Dave and the schoolboys can get on with their party - this is going to be a politics-free blog.
Philip Larkin's letters to the unfortunate Monica Jones who waited for decades for the proposal of marriage which never came have been recently published. And pretty gloomy they are too. He was the librarian of Hull University and she a lecturer at Leicester. Larkin seems to have spent much time bicycling around the countryside in the rain while she stayed at home looking after her mother. All the same they are entertaining enough if dipped into at random.
This led me to look up Larkin's book on jazz. It is packed with the entertaining comments he made while reviewing records for the Telegraph and required reading for anyone who has an interest in the subject.
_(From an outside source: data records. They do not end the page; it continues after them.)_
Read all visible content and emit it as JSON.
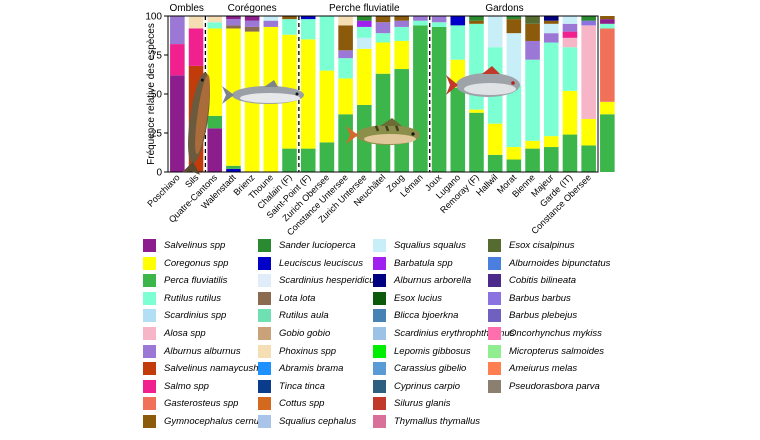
{
  "chart_data": {
    "type": "bar",
    "stacked": true,
    "ylabel": "Fréquence relative des espèces",
    "ylim": [
      0,
      100
    ],
    "yticks": [
      0,
      25,
      50,
      75,
      100
    ],
    "groups": [
      {
        "label": "Ombles",
        "start": 0,
        "end": 1
      },
      {
        "label": "Corégones",
        "start": 2,
        "end": 6
      },
      {
        "label": "Perche fluviatile",
        "start": 7,
        "end": 13
      },
      {
        "label": "Gardons",
        "start": 14,
        "end": 21
      }
    ],
    "categories": [
      "Poschiavo",
      "Sils",
      "Quatre-Cantons",
      "Walenstadt",
      "Brienz",
      "Thoune",
      "Chalain (F)",
      "Saint-Point (F)",
      "Zurich Obersee",
      "Constance Untersee",
      "Zurich Untersee",
      "Neuchâtel",
      "Zoug",
      "Léman",
      "Joux",
      "Lugano",
      "Remoray (F)",
      "Hallwil",
      "Morat",
      "Bienne",
      "Majeur",
      "Garde (IT)",
      "Constance Obersee"
    ],
    "stacks": [
      [
        [
          "Salvelinus spp",
          62
        ],
        [
          "Salmo spp",
          20
        ],
        [
          "Alburnus alburnus",
          18
        ]
      ],
      [
        [
          "Salvelinus namaycush",
          68
        ],
        [
          "Salmo spp",
          24
        ],
        [
          "Phoxinus spp",
          8
        ]
      ],
      [
        [
          "Salvelinus spp",
          28
        ],
        [
          "Perca fluviatilis",
          8
        ],
        [
          "Coregonus spp",
          56
        ],
        [
          "Rutilus rutilus",
          4
        ],
        [
          "Phoxinus spp",
          4
        ]
      ],
      [
        [
          "Leuciscus leuciscus",
          2
        ],
        [
          "Perca fluviatilis",
          2
        ],
        [
          "Coregonus spp",
          88
        ],
        [
          "Lota lota",
          2
        ],
        [
          "Alburnus alburnus",
          4
        ],
        [
          "Salvelinus spp",
          2
        ]
      ],
      [
        [
          "Coregonus spp",
          90
        ],
        [
          "Lota lota",
          3
        ],
        [
          "Alburnus alburnus",
          4
        ],
        [
          "Salvelinus spp",
          3
        ]
      ],
      [
        [
          "Coregonus spp",
          93
        ],
        [
          "Alburnus alburnus",
          4
        ],
        [
          "Squalius squalus",
          3
        ]
      ],
      [
        [
          "Perca fluviatilis",
          15
        ],
        [
          "Coregonus spp",
          73
        ],
        [
          "Rutilus rutilus",
          10
        ],
        [
          "Gymnocephalus cernua",
          2
        ]
      ],
      [
        [
          "Perca fluviatilis",
          15
        ],
        [
          "Coregonus spp",
          70
        ],
        [
          "Rutilus rutilus",
          13
        ],
        [
          "Leuciscus leuciscus",
          2
        ]
      ],
      [
        [
          "Perca fluviatilis",
          19
        ],
        [
          "Coregonus spp",
          46
        ],
        [
          "Rutilus rutilus",
          35
        ]
      ],
      [
        [
          "Perca fluviatilis",
          37
        ],
        [
          "Coregonus spp",
          23
        ],
        [
          "Rutilus rutilus",
          13
        ],
        [
          "Alburnus alburnus",
          5
        ],
        [
          "Gymnocephalus cernua",
          16
        ],
        [
          "Phoxinus spp",
          6
        ]
      ],
      [
        [
          "Perca fluviatilis",
          43
        ],
        [
          "Coregonus spp",
          36
        ],
        [
          "Squalius squalus",
          7
        ],
        [
          "Rutilus rutilus",
          7
        ],
        [
          "Barbatula spp",
          4
        ],
        [
          "Sander lucioperca",
          3
        ]
      ],
      [
        [
          "Perca fluviatilis",
          63
        ],
        [
          "Coregonus spp",
          20
        ],
        [
          "Rutilus rutilus",
          6
        ],
        [
          "Alburnus alburnus",
          7
        ],
        [
          "Gymnocephalus cernua",
          4
        ]
      ],
      [
        [
          "Perca fluviatilis",
          66
        ],
        [
          "Coregonus spp",
          18
        ],
        [
          "Rutilus rutilus",
          9
        ],
        [
          "Alburnus alburnus",
          4
        ],
        [
          "Gymnocephalus cernua",
          3
        ]
      ],
      [
        [
          "Perca fluviatilis",
          94
        ],
        [
          "Rutilus rutilus",
          3
        ],
        [
          "Alburnus alburnus",
          3
        ]
      ],
      [
        [
          "Perca fluviatilis",
          93
        ],
        [
          "Rutilus rutilus",
          3
        ],
        [
          "Alburnus alburnus",
          4
        ]
      ],
      [
        [
          "Perca fluviatilis",
          54
        ],
        [
          "Coregonus spp",
          18
        ],
        [
          "Rutilus rutilus",
          22
        ],
        [
          "Leuciscus leuciscus",
          6
        ]
      ],
      [
        [
          "Perca fluviatilis",
          38
        ],
        [
          "Coregonus spp",
          2
        ],
        [
          "Rutilus rutilus",
          55
        ],
        [
          "Gymnocephalus cernua",
          2
        ],
        [
          "Sander lucioperca",
          3
        ]
      ],
      [
        [
          "Perca fluviatilis",
          11
        ],
        [
          "Coregonus spp",
          20
        ],
        [
          "Rutilus rutilus",
          49
        ],
        [
          "Squalius squalus",
          20
        ]
      ],
      [
        [
          "Perca fluviatilis",
          8
        ],
        [
          "Coregonus spp",
          8
        ],
        [
          "Rutilus rutilus",
          40
        ],
        [
          "Squalius squalus",
          33
        ],
        [
          "Gymnocephalus cernua",
          9
        ],
        [
          "Sander lucioperca",
          2
        ]
      ],
      [
        [
          "Perca fluviatilis",
          15
        ],
        [
          "Coregonus spp",
          5
        ],
        [
          "Rutilus rutilus",
          52
        ],
        [
          "Alburnus alburnus",
          12
        ],
        [
          "Gymnocephalus cernua",
          11
        ],
        [
          "Esox cisalpinus",
          5
        ]
      ],
      [
        [
          "Perca fluviatilis",
          16
        ],
        [
          "Coregonus spp",
          7
        ],
        [
          "Rutilus rutilus",
          60
        ],
        [
          "Alburnus alburnus",
          6
        ],
        [
          "Squalius squalus",
          6
        ],
        [
          "Gymnocephalus cernua",
          2
        ],
        [
          "Alburnus arborella",
          3
        ]
      ],
      [
        [
          "Perca fluviatilis",
          24
        ],
        [
          "Coregonus spp",
          28
        ],
        [
          "Rutilus rutilus",
          28
        ],
        [
          "Alosa spp",
          6
        ],
        [
          "Salmo spp",
          4
        ],
        [
          "Alburnus alburnus",
          5
        ],
        [
          "Squalius squalus",
          5
        ]
      ],
      [
        [
          "Perca fluviatilis",
          17
        ],
        [
          "Coregonus spp",
          17
        ],
        [
          "Alosa spp",
          60
        ],
        [
          "Barbus barbus",
          3
        ],
        [
          "Sander lucioperca",
          3
        ]
      ],
      [
        [
          "Perca fluviatilis",
          37
        ],
        [
          "Coregonus spp",
          8
        ],
        [
          "Gasterosteus spp",
          47
        ],
        [
          "Rutilus rutilus",
          3
        ],
        [
          "Salvelinus spp",
          3
        ],
        [
          "Gymnocephalus cernua",
          2
        ]
      ]
    ],
    "legend": [
      [
        {
          "name": "Salvelinus spp",
          "color": "#8b1e8c"
        },
        {
          "name": "Coregonus spp",
          "color": "#ffff00"
        },
        {
          "name": "Perca fluviatilis",
          "color": "#3cb54a"
        },
        {
          "name": "Rutilus rutilus",
          "color": "#7dffd4"
        },
        {
          "name": "Scardinius spp",
          "color": "#b3dff5"
        },
        {
          "name": "Alosa spp",
          "color": "#f7b6c8"
        },
        {
          "name": "Alburnus alburnus",
          "color": "#9b77d6"
        },
        {
          "name": "Salvelinus namaycush",
          "color": "#c23b0b"
        },
        {
          "name": "Salmo spp",
          "color": "#f0208f"
        },
        {
          "name": "Gasterosteus spp",
          "color": "#f0705a"
        },
        {
          "name": "Gymnocephalus cernua",
          "color": "#8b5a0b"
        }
      ],
      [
        {
          "name": "Sander lucioperca",
          "color": "#2a8a30"
        },
        {
          "name": "Leuciscus leuciscus",
          "color": "#0000c8"
        },
        {
          "name": "Scardinius hesperidicus",
          "color": "#e0ecf8"
        },
        {
          "name": "Lota lota",
          "color": "#8b6b4f"
        },
        {
          "name": "Rutilus aula",
          "color": "#6fe0b2"
        },
        {
          "name": "Gobio gobio",
          "color": "#c9a27a"
        },
        {
          "name": "Phoxinus spp",
          "color": "#f5deb3"
        },
        {
          "name": "Abramis brama",
          "color": "#1e90ff"
        },
        {
          "name": "Tinca tinca",
          "color": "#0b3b8b"
        },
        {
          "name": "Cottus spp",
          "color": "#d2691e"
        },
        {
          "name": "Squalius cephalus",
          "color": "#a9c4e8"
        }
      ],
      [
        {
          "name": "Squalius squalus",
          "color": "#c8eef8"
        },
        {
          "name": "Barbatula spp",
          "color": "#a020f0"
        },
        {
          "name": "Alburnus arborella",
          "color": "#000080"
        },
        {
          "name": "Esox lucius",
          "color": "#0b5a0b"
        },
        {
          "name": "Blicca bjoerkna",
          "color": "#4682b4"
        },
        {
          "name": "Scardinius erythrophthalmus",
          "color": "#9cc3e6"
        },
        {
          "name": "Lepomis gibbosus",
          "color": "#00ee00"
        },
        {
          "name": "Carassius gibelio",
          "color": "#5b9bd5"
        },
        {
          "name": "Cyprinus carpio",
          "color": "#2f5f7f"
        },
        {
          "name": "Silurus glanis",
          "color": "#c0392b"
        },
        {
          "name": "Thymallus thymallus",
          "color": "#d9709a"
        }
      ],
      [
        {
          "name": "Esox cisalpinus",
          "color": "#556b2f"
        },
        {
          "name": "Alburnoides bipunctatus",
          "color": "#4a7fe0"
        },
        {
          "name": "Cobitis bilineata",
          "color": "#4b2a8b"
        },
        {
          "name": "Barbus barbus",
          "color": "#8a72e0"
        },
        {
          "name": "Barbus plebejus",
          "color": "#7060c0"
        },
        {
          "name": "Oncorhynchus mykiss",
          "color": "#ff6fae"
        },
        {
          "name": "Micropterus salmoides",
          "color": "#90ee90"
        },
        {
          "name": "Ameiurus melas",
          "color": "#ff7f50"
        },
        {
          "name": "Pseudorasbora parva",
          "color": "#8b8070"
        }
      ]
    ]
  }
}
But is the introduction which reveals his own feelings i.e. that jazz was ruined by the coming of bop and Charlie Parker. He goes on to say that he does not like modern anything - lumping Parker together with Pound and Picasso as examples of talented and influential people who screwed up their own particular art form. "It helps us neither to endure nor enjoy. It will divert us as long as we are prepared to be mystified or outraged; but maintains its hold only be being more mystifying and more outrageous: it has no lasting power."
These words come floating back to me often when I am exposed to modern art. I do not think that he is always right but I have come to believe that most of it is a load of crap. Comment.